1

I'm trying to make a simple 16*16 terminal display for a C project that uses something like this loop:

for(i = 1; i <= 256; i++) {
    printf("%c ", output[i-1]);
    if(i % 16 == 0) {
        printf("\n");
    }
}

To display something like this (but twice as big):

* * * * * * * *
* * * * * * * *
* * * * * * * *
* * * * * * * *
* * * * * * * *
* * * * * * * *
* * * * * * * *
* * * * * * * *

The problem is, this obviously just prints a new display below the previous one each time the display is refreshed, when I need to print over it instead. The carriage return \r only writes over the previous line, while I need to write over the previous 16.

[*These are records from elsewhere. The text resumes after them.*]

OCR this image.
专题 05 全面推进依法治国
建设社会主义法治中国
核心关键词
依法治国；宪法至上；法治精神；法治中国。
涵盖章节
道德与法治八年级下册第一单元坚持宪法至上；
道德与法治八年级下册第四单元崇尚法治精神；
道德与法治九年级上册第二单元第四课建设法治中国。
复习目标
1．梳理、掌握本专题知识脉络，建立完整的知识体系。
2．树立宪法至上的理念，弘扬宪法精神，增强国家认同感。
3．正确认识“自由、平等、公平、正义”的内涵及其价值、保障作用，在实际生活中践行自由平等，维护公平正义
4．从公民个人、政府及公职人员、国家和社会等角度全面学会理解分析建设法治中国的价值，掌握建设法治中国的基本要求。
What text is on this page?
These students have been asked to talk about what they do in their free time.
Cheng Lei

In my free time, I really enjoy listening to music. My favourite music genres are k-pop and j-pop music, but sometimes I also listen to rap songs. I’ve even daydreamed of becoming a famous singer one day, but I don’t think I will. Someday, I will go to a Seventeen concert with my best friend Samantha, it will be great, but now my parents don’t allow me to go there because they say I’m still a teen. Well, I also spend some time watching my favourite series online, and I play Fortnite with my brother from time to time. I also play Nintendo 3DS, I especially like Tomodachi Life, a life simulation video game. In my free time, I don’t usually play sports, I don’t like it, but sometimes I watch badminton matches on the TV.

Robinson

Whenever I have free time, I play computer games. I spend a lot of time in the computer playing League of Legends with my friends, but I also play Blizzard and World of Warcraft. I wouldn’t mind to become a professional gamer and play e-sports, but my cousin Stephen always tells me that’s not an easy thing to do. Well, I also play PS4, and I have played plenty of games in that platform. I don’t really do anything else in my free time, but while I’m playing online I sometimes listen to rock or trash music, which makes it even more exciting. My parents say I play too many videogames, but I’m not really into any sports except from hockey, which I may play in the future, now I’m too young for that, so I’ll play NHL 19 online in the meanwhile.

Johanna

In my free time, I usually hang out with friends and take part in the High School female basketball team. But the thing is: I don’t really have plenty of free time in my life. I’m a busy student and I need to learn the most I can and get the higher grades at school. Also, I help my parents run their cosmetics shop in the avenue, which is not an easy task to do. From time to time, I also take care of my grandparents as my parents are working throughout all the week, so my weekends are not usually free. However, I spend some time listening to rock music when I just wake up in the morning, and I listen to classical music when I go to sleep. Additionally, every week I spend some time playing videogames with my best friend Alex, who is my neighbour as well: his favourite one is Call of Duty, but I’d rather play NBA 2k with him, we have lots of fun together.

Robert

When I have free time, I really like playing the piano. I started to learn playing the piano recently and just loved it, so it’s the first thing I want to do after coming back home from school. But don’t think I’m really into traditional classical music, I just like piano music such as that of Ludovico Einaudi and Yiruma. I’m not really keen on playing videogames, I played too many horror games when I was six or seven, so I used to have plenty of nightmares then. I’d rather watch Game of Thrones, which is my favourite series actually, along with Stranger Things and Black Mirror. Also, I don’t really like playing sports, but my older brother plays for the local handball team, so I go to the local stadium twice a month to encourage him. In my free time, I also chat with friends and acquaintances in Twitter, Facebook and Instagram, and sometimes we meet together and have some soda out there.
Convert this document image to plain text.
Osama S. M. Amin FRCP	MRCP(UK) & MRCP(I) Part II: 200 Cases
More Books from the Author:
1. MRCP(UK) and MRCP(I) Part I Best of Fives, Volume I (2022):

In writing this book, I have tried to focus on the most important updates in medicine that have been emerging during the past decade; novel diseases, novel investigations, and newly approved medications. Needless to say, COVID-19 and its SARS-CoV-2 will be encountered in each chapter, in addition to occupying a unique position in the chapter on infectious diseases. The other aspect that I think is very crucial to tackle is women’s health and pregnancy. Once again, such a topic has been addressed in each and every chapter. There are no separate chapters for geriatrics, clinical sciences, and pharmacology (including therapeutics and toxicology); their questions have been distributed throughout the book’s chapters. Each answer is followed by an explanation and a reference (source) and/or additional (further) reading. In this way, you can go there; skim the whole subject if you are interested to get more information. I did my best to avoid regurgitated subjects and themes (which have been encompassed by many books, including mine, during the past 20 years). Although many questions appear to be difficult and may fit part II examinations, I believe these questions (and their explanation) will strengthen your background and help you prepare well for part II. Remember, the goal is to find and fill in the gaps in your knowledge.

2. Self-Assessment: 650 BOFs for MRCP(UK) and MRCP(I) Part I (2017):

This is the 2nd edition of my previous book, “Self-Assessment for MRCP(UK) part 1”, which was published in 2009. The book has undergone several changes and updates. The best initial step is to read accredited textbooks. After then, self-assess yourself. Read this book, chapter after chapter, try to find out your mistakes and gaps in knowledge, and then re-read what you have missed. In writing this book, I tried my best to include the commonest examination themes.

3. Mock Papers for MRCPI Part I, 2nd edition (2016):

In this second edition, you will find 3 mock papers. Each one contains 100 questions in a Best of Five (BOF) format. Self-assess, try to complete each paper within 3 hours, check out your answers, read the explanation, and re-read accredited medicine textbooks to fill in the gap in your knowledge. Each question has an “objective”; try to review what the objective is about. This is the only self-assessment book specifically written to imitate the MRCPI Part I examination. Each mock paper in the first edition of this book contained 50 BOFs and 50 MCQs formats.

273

Is there any way to do this in C? I'm using Windows so I don't know if ncurses is an option.

Ansgar Wiechers
  • 193,178
  • 25
  • 254
  • 328
  • You probably want to work with the actual *terminal*, not just the opaque standard output stream. Terminal control is platform-specific, so consult your vendor documentation (Windows, I suppose). See also https://stackoverflow.com/questions/138153/is-ncurses-available-for-windows. – Kerrek SB Jan 08 '17 at 03:45
  • Thanks for the advice, I found a solution. – parallel_resistance Jan 08 '17 at 03:50
  • 1
    If the Windows console support ANSI escape codes, you can look at the source code pointed to by [this question](http://stackoverflow.com/q/41485511/2564301) - it positions the cursor at the top of the screen without clearing it first. – Jongware Jan 08 '17 at 12:00

2 Answers2

0

You need to use a library that can handle terminals. One such library is ncurses

Ed Heal
  • 59,252
  • 17
  • 87
  • 127
-2

Okay I got it: on windows system("cls") clears the terminal. It clears all of it instead of just 16 lines, but it does the job.